In these days of e-mail and instant messaging, it’s amazing that anyone bothers to choose a card, sign, seal, address, stamp and mail it. But there are still people who think that there is nothing more insulting to the spirit of Christmas than sending or receiving an e-card. Christmas cards are part of a tradition of remembering, of making the effort to connect with other people. For many, the exchange of holiday cards takes root in childhood and they feel that something is missing if they don’t continue it. The personal touch, whether it’s as simple as a signature or as elaborate as a piece of art, is what resonates in a holiday card.

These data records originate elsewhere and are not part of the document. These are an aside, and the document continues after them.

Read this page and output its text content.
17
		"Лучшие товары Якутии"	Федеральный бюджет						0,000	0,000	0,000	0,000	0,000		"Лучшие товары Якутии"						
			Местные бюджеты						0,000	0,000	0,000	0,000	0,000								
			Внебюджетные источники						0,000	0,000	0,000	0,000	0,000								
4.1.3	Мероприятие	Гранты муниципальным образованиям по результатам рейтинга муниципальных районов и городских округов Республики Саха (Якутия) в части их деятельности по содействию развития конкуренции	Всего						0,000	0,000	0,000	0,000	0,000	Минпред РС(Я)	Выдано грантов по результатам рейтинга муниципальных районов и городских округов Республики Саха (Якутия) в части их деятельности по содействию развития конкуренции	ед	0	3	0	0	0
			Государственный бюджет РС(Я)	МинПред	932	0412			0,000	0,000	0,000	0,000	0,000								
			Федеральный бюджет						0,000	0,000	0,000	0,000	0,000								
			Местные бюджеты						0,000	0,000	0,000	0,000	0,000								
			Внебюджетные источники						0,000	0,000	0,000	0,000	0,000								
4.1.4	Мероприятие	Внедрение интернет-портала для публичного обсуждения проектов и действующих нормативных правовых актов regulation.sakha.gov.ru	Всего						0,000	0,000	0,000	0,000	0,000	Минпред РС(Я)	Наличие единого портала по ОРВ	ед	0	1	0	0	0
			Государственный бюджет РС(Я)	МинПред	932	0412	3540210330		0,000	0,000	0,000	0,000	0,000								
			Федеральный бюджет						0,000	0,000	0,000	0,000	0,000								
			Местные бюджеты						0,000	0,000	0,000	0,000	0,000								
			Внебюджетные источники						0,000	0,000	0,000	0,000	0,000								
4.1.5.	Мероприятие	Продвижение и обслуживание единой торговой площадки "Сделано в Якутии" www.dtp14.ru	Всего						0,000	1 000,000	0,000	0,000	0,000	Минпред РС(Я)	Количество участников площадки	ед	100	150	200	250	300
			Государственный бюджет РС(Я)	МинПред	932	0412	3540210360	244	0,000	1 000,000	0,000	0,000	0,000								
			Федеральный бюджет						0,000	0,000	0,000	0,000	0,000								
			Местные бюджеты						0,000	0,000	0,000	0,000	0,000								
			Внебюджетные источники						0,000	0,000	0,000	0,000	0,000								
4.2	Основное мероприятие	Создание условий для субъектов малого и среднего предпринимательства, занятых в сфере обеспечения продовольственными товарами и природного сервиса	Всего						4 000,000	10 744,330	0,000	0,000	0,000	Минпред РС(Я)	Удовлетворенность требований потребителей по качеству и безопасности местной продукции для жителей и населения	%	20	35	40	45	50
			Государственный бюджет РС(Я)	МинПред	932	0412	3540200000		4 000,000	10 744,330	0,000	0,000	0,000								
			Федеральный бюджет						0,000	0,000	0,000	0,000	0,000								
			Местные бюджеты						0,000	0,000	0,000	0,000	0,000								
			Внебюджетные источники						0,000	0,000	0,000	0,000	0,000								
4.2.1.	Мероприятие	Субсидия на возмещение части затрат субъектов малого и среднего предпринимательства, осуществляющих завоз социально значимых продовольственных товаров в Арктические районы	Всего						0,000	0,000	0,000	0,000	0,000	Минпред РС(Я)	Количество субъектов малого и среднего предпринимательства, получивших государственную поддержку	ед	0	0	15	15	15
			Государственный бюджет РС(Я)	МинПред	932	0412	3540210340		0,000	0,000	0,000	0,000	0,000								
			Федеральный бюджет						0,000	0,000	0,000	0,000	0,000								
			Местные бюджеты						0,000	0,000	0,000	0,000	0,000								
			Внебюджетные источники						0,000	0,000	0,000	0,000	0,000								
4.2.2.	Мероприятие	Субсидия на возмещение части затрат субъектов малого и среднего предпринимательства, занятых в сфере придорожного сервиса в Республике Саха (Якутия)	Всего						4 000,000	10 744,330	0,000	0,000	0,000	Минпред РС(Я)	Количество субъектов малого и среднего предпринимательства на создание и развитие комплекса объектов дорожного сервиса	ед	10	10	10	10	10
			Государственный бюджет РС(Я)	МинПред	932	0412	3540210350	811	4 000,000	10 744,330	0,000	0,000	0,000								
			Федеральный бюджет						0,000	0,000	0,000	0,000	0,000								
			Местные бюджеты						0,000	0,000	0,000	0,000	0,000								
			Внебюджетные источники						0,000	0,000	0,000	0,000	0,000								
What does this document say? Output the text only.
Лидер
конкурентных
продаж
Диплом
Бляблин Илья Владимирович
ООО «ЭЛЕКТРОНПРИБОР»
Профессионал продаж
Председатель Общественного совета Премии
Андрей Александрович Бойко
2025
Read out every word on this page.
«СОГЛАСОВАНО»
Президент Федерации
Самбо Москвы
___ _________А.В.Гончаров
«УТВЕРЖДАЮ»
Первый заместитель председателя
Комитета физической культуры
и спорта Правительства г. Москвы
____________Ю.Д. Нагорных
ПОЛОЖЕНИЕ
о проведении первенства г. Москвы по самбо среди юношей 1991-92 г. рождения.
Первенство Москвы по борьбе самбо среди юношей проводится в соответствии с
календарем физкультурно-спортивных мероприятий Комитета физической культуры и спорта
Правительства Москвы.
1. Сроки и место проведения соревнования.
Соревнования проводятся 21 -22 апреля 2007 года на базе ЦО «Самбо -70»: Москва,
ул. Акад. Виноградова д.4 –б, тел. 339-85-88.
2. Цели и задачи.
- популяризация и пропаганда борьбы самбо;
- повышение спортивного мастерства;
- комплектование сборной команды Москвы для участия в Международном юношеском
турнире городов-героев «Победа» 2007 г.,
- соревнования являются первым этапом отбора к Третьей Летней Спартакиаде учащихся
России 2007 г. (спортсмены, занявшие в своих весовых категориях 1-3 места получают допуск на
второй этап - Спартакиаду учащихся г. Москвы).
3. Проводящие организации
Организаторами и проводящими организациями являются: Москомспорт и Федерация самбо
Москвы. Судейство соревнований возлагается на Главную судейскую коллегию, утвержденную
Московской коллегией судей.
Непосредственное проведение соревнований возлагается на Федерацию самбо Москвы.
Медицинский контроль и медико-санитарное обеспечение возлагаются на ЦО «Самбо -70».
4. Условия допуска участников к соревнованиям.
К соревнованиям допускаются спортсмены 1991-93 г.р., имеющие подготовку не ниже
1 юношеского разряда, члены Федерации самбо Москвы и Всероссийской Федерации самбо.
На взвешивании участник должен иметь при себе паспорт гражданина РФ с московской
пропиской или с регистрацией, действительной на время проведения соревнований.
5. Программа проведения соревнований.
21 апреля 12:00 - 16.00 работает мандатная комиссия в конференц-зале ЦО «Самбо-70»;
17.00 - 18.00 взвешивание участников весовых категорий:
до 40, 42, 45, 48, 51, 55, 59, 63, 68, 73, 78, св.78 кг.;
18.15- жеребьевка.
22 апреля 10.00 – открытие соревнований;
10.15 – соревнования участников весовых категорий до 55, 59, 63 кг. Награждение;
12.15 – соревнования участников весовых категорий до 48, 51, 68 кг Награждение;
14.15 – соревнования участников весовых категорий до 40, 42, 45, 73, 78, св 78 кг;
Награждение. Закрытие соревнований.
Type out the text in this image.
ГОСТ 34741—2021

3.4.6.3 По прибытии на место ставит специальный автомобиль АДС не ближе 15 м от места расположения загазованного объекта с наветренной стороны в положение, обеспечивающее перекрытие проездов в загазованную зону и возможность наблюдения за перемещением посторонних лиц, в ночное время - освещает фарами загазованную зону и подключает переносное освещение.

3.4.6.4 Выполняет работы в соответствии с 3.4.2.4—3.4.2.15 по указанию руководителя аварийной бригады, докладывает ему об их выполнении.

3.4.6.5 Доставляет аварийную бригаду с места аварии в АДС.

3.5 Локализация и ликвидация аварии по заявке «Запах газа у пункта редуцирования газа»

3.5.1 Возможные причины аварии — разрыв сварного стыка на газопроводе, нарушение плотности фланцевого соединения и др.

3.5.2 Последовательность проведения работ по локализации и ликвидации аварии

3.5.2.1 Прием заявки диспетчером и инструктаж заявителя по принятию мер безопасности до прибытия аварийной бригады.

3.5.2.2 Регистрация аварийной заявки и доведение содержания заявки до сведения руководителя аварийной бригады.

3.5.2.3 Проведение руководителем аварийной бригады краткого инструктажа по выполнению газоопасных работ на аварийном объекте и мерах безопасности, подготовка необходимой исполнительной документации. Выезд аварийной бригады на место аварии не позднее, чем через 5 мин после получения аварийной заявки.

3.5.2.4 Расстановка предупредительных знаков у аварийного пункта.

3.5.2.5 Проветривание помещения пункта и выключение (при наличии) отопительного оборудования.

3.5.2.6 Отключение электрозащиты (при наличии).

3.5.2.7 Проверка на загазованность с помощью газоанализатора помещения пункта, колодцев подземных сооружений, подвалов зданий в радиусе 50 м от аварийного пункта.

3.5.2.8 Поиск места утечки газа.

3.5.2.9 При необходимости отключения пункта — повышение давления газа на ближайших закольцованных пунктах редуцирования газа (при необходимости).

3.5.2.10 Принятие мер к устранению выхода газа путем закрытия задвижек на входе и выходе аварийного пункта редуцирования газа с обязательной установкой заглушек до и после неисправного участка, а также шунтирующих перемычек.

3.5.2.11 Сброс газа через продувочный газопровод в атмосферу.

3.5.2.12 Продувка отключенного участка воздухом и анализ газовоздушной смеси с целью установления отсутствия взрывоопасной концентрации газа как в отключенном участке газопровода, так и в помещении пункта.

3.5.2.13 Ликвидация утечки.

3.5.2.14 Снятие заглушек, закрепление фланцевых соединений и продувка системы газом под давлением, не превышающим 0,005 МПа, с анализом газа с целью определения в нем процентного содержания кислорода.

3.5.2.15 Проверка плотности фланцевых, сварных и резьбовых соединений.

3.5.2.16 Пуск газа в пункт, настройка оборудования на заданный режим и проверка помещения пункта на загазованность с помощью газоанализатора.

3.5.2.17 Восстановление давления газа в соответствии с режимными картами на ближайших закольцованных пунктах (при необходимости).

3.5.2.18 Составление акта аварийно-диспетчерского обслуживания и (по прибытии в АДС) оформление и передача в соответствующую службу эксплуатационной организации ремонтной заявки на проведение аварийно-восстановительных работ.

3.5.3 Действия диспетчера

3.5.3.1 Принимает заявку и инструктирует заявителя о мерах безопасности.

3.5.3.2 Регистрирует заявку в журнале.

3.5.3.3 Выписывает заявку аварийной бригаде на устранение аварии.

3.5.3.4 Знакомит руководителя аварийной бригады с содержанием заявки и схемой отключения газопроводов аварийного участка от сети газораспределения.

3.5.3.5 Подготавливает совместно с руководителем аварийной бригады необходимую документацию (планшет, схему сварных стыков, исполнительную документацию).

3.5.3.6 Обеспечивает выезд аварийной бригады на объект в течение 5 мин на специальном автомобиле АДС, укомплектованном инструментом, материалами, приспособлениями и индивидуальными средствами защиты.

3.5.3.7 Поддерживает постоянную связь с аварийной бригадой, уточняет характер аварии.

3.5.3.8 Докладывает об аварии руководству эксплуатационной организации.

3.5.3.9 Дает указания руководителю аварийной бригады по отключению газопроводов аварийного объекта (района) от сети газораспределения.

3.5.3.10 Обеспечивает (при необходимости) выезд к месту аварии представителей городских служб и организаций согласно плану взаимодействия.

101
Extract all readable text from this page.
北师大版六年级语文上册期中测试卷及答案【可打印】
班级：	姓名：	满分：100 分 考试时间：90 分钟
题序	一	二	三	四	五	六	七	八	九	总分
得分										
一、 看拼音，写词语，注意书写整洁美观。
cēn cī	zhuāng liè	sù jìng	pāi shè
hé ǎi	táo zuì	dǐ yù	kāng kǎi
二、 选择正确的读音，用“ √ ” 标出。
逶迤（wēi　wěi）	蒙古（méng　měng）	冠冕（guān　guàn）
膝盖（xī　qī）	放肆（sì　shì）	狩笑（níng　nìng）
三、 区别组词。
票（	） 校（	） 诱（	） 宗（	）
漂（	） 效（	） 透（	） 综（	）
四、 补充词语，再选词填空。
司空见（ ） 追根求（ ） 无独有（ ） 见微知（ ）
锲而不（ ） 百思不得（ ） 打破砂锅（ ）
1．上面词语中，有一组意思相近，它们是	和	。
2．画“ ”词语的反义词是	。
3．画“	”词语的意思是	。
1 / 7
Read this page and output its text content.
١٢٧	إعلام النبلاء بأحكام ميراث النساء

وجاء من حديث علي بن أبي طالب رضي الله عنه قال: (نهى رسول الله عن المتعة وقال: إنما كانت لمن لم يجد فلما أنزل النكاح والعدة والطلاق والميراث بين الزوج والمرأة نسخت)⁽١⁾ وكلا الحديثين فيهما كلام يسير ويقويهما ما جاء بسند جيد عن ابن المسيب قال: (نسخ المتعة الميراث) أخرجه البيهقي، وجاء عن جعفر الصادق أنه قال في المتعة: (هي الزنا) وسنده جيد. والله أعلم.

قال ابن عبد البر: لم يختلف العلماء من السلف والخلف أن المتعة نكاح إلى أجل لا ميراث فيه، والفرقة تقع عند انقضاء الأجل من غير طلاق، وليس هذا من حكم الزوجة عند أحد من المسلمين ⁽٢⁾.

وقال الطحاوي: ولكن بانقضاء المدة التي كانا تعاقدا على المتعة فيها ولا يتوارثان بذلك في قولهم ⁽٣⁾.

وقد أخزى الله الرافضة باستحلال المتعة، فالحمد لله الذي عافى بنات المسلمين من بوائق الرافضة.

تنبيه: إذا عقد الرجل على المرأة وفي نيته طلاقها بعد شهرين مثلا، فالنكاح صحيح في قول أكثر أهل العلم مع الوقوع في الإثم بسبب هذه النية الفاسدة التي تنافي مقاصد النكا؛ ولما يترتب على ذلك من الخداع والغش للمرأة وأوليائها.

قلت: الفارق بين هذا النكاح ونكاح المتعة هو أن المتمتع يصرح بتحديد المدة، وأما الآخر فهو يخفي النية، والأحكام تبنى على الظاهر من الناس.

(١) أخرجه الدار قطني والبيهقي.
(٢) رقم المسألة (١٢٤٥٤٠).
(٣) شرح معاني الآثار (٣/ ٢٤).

But it seems that fewer and fewer people can be bothered to send proper Christmas cards. According to Mintel, the research body, card-sending has withered from 84 to 73 per cent in the last three years.

Christmas is a time to spend with friends and family. Many of us send Christmas cards to friends and family. Most of us look forward to receiving holiday cards in our post boxes. Making old-fashioned connections through holiday cards is always welcome, no matter when the envelope finds its way home, into the mail box.